The length of look-back period can also impact estimates of prevalence and incidence: a shorter look-back period can potentially lead to the overestimation of an incidence rate due to the misclassification of prevalent and recurrent cases as incident cases [30]. The minimum look-back period for inclusion in this study was 1 year but could have been up to 8 years depending on the individual patient’s inclusion date; however, the length of look-back period was not analysed for this study. Other limitations include the evaluation of drug treatments based on prescriptions only, and therefore ESA prescriptions could have been related to conditions other than anaemia of CKD. Patients with a cancer diagnosis were excluded from the study in order to reduce this potential bias, as ESAs could be prescribed to these patients and therefore could have influenced the results for CKD and anaemia. Eligibility for ESA treatment was based on Hb levels alone. As other decision criteria for ESA treatment recommended by the guidelines, such as symptoms of anaemia and prior cardiovascular history, were not recorded in the LHU databases, it is not possible to comment on the extent to which patients with anaemia may have been undertreated [7, 26]. The iron supplementation data were limited to IV iron. Lastly, it is unknown to what extent the data for Italy from the current study may be generalised to other countries given the differences in healthcare systems.

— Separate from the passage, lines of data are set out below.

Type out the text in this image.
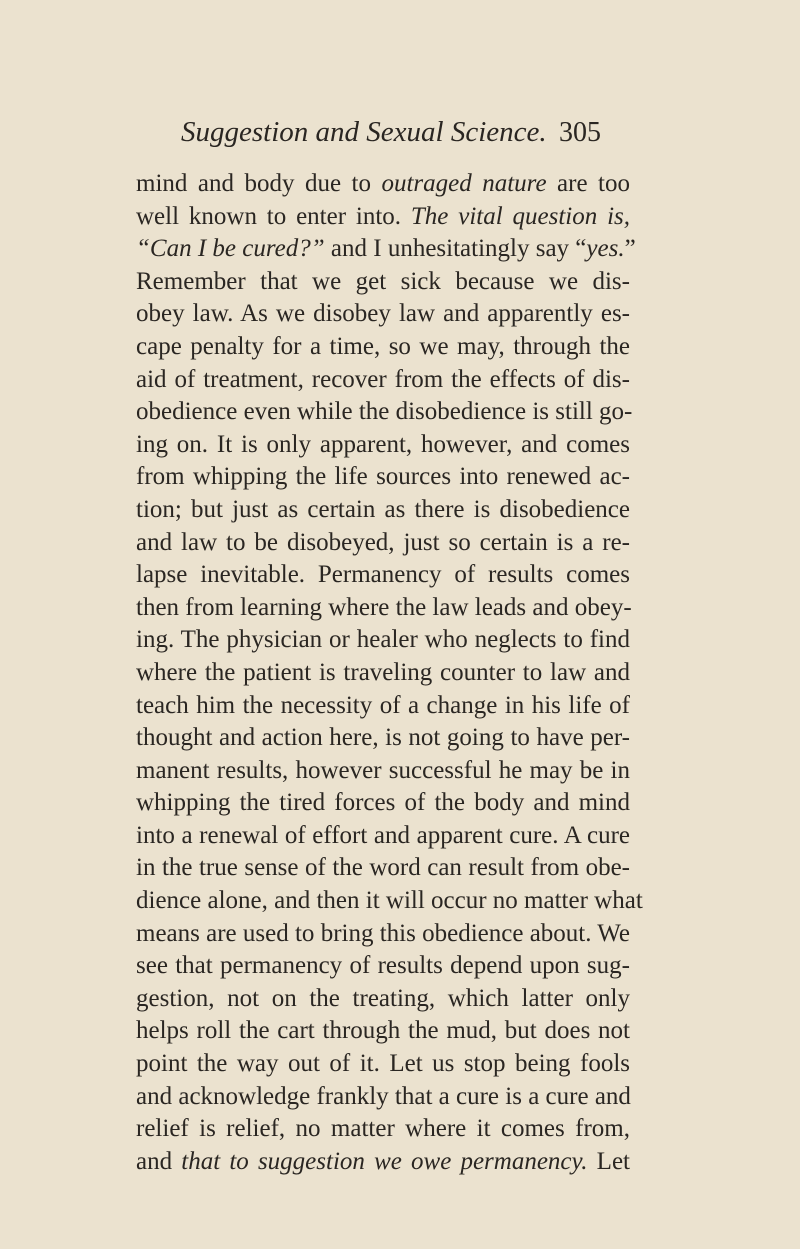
Suggestion and Sexual Science. 305
mind and body due to outraged nature are too
well known to enter into. The vital question is,
“Can I be cured?” and I unhesitatingly say “yes.”
Remember that we get sick because we dis-
obey law. As we disobey law and apparently es-
cape penalty for a time, so we may, through the
aid of treatment, recover from the effects of dis-
obedience even while the disobedience is still go-
ing on. It is only apparent, however, and comes
from whipping the life sources into renewed ac-
tion; but just as certain as there is disobedience
and law to be disobeyed, just so certain is a re-
lapse inevitable. Permanency of results comes
then from learning where the law leads and obey-
ing. The physician or healer who neglects to find
where the patient is traveling counter to law and
teach him the necessity of a change in his life of
thought and action here, is not going to have per-
manent results, however successful he may be in
whipping the tired forces of the body and mind
into a renewal of effort and apparent cure. A cure
in the true sense of the word can result from obe-
dience alone, and then it will occur no matter what
means are used to bring this obedience about. We
see that permanency of results depend upon sug-
gestion, not on the treating, which latter only
helps roll the cart through the mud, but does not
point the way out of it. Let us stop being fools
and acknowledge frankly that a cure is a cure and
relief is relief, no matter where it comes from,
and that to suggestion we owe permanency. Let
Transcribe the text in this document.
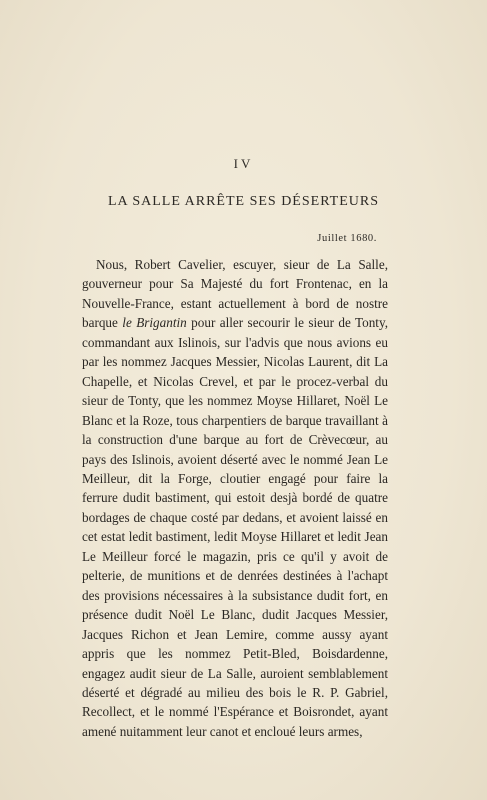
IV
LA SALLE ARRÊTE SES DÉSERTEURS
Juillet 1680.

Nous, Robert Cavelier, escuyer, sieur de La Salle, gouverneur pour Sa Majesté du fort Frontenac, en la Nouvelle-France, estant actuellement à bord de nostre barque le Brigantin pour aller secourir le sieur de Tonty, commandant aux Islinois, sur l'advis que nous avions eu par les nommez Jacques Messier, Nicolas Laurent, dit La Chapelle, et Nicolas Crevel, et par le procez-verbal du sieur de Tonty, que les nommez Moyse Hillaret, Noël Le Blanc et la Roze, tous charpentiers de barque travaillant à la construction d'une barque au fort de Crèvecœur, au pays des Islinois, avoient déserté avec le nommé Jean Le Meilleur, dit la Forge, cloutier engagé pour faire la ferrure dudit bastiment, qui estoit desjà bordé de quatre bordages de chaque costé par dedans, et avoient laissé en cet estat ledit bastiment, ledit Moyse Hillaret et ledit Jean Le Meilleur forcé le magazin, pris ce qu'il y avoit de pelterie, de munitions et de denrées destinées à l'achapt des provisions nécessaires à la subsistance dudit fort, en présence dudit Noël Le Blanc, dudit Jacques Messier, Jacques Richon et Jean Lemire, comme aussy ayant appris que les nommez Petit-Bled, Boisdardenne, engagez audit sieur de La Salle, auroient semblablement déserté et dégradé au milieu des bois le R. P. Gabriel, Recollect, et le nommé l'Espérance et Boisrondet, ayant amené nuitamment leur canot et encloué leurs armes,
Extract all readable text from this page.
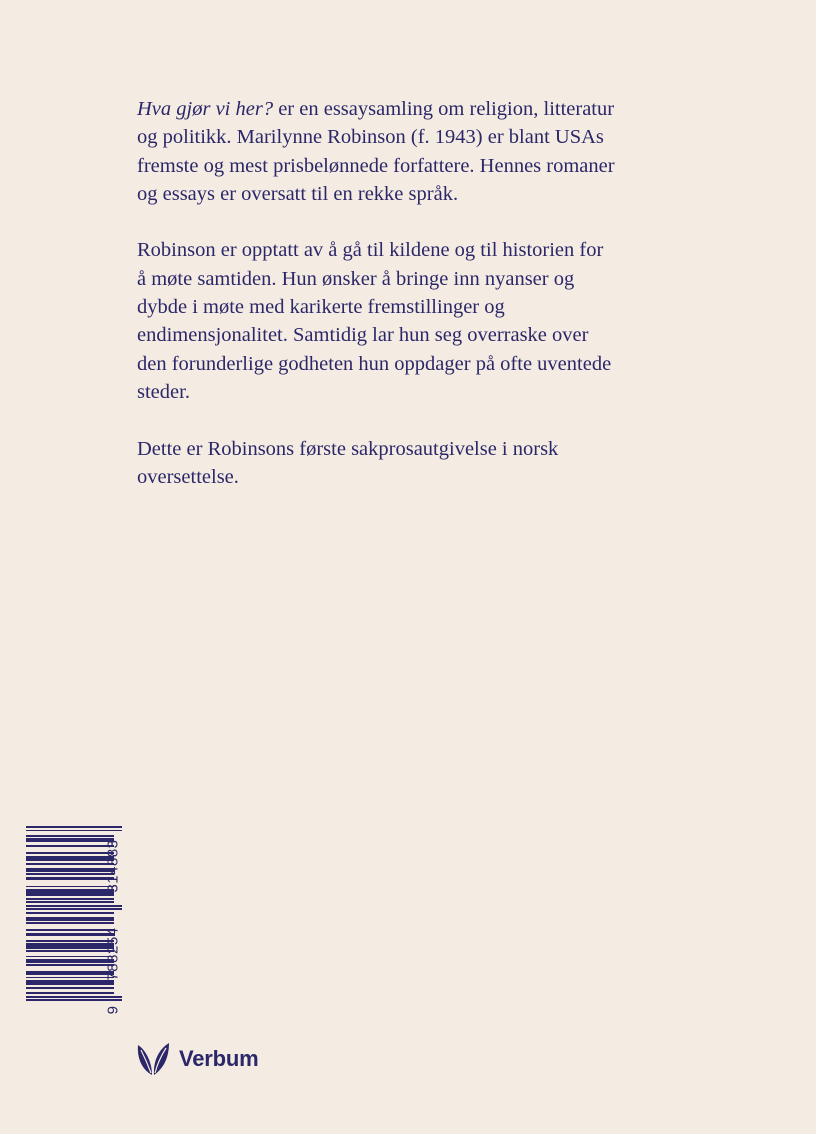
Hva gjør vi her? er en essaysamling om religion, litteratur og politikk. Marilynne Robinson (f. 1943) er blant USAs fremste og mest prisbelønnede forfattere. Hennes romaner og essays er oversatt til en rekke språk.

Robinson er opptatt av å gå til kildene og til historien for å møte samtiden. Hun ønsker å bringe inn nyanser og dybde i møte med karikerte fremstillinger og endimensjonalitet. Samtidig lar hun seg overraske over den forunderlige godheten hun oppdager på ofte uventede steder.

Dette er Robinsons første sakprosautgivelse i norsk oversettelse.

9
788254
314883
Verbum
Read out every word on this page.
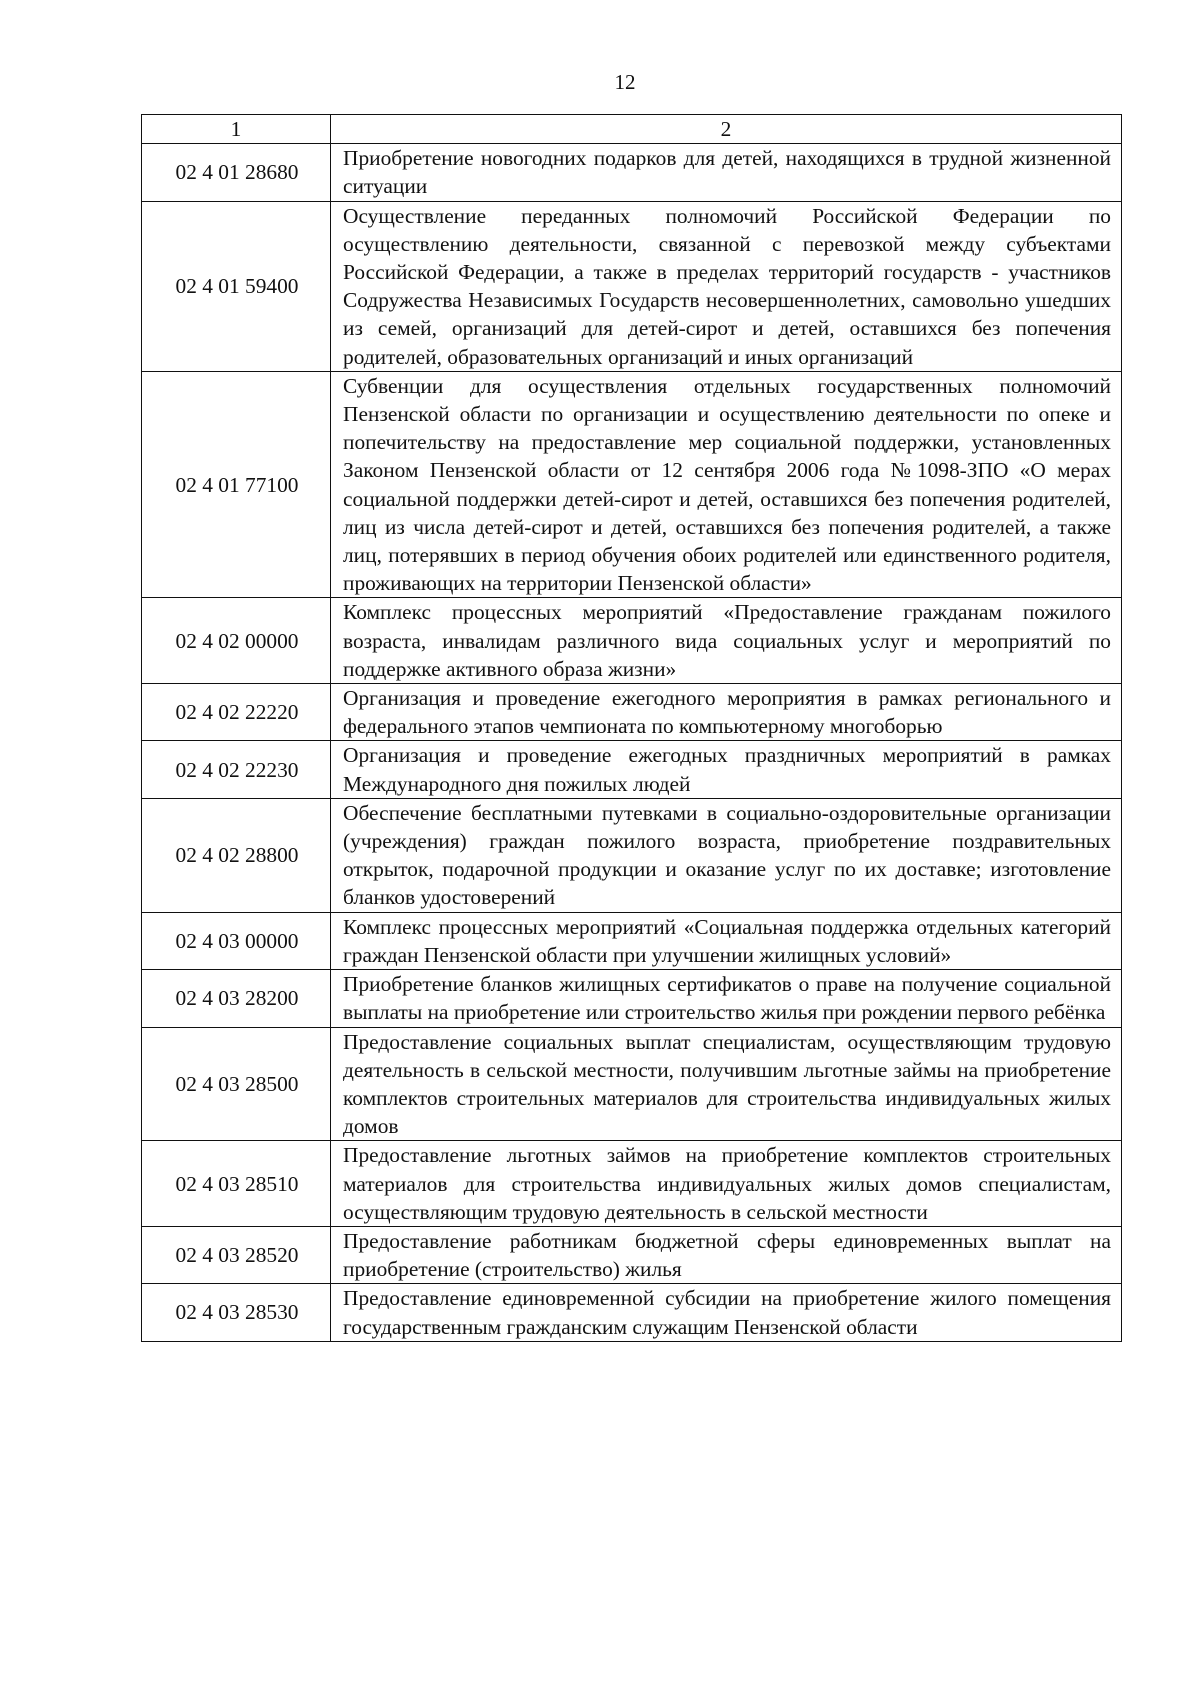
12
1	2
02 4 01 28680	Приобретение новогодних подарков для детей, находящихся в трудной жизненной ситуации
02 4 01 59400	Осуществление переданных полномочий Российской Федерации по осуществлению деятельности, связанной с перевозкой между субъектами Российской Федерации, а также в пределах территорий государств - участников Содружества Независимых Государств несовершеннолетних, самовольно ушедших из семей, организаций для детей-сирот и детей, оставшихся без попечения родителей, образовательных организаций и иных организаций
02 4 01 77100	Субвенции для осуществления отдельных государственных полномочий Пензенской области по организации и осуществлению деятельности по опеке и попечительству на предоставление мер социальной поддержки, установленных Законом Пензенской области от 12 сентября 2006 года №1098-ЗПО «О мерах социальной поддержки детей-сирот и детей, оставшихся без попечения родителей, лиц из числа детей-сирот и детей, оставшихся без попечения родителей, а также лиц, потерявших в период обучения обоих родителей или единственного родителя, проживающих на территории Пензенской области»
02 4 02 00000	Комплекс процессных мероприятий «Предоставление гражданам пожилого возраста, инвалидам различного вида социальных услуг и мероприятий по поддержке активного образа жизни»
02 4 02 22220	Организация и проведение ежегодного мероприятия в рамках регионального и федерального этапов чемпионата по компьютерному многоборью
02 4 02 22230	Организация и проведение ежегодных праздничных мероприятий в рамках Международного дня пожилых людей
02 4 02 28800	Обеспечение бесплатными путевками в социально-оздоровительные организации (учреждения) граждан пожилого возраста, приобретение поздравительных открыток, подарочной продукции и оказание услуг по их доставке; изготовление бланков удостоверений
02 4 03 00000	Комплекс процессных мероприятий «Социальная поддержка отдельных категорий граждан Пензенской области при улучшении жилищных условий»
02 4 03 28200	Приобретение бланков жилищных сертификатов о праве на получение социальной выплаты на приобретение или строительство жилья при рождении первого ребёнка
02 4 03 28500	Предоставление социальных выплат специалистам, осуществляющим трудовую деятельность в сельской местности, получившим льготные займы на приобретение комплектов строительных материалов для строительства индивидуальных жилых домов
02 4 03 28510	Предоставление льготных займов на приобретение комплектов строительных материалов для строительства индивидуальных жилых домов специалистам, осуществляющим трудовую деятельность в сельской местности
02 4 03 28520	Предоставление работникам бюджетной сферы единовременных выплат на приобретение (строительство) жилья
02 4 03 28530	Предоставление единовременной субсидии на приобретение жилого помещения государственным гражданским служащим Пензенской области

In conclusion, this study demonstrated that anaemia is a significant issue in patients with NDD-CKD, and the incidence increases with CKD stage. The proportion of patients eligible for ESA treatment who actually received ESAs was relatively low, indicating a potential treatment gap, and suggesting that anaemia may not be adequately controlled. There appears to be an unmet need to remedy the apparent clinical inertia and improve the diagnosis and treatment of anaemia of NDD-CKD in Italy. However, this study also highlights the careful choices made by healthcare professionals when prescribing ESAs, accounting for both the underlying conditions of the patients, and the cost of inappropriate ESA prescription to the Italian National Health Service.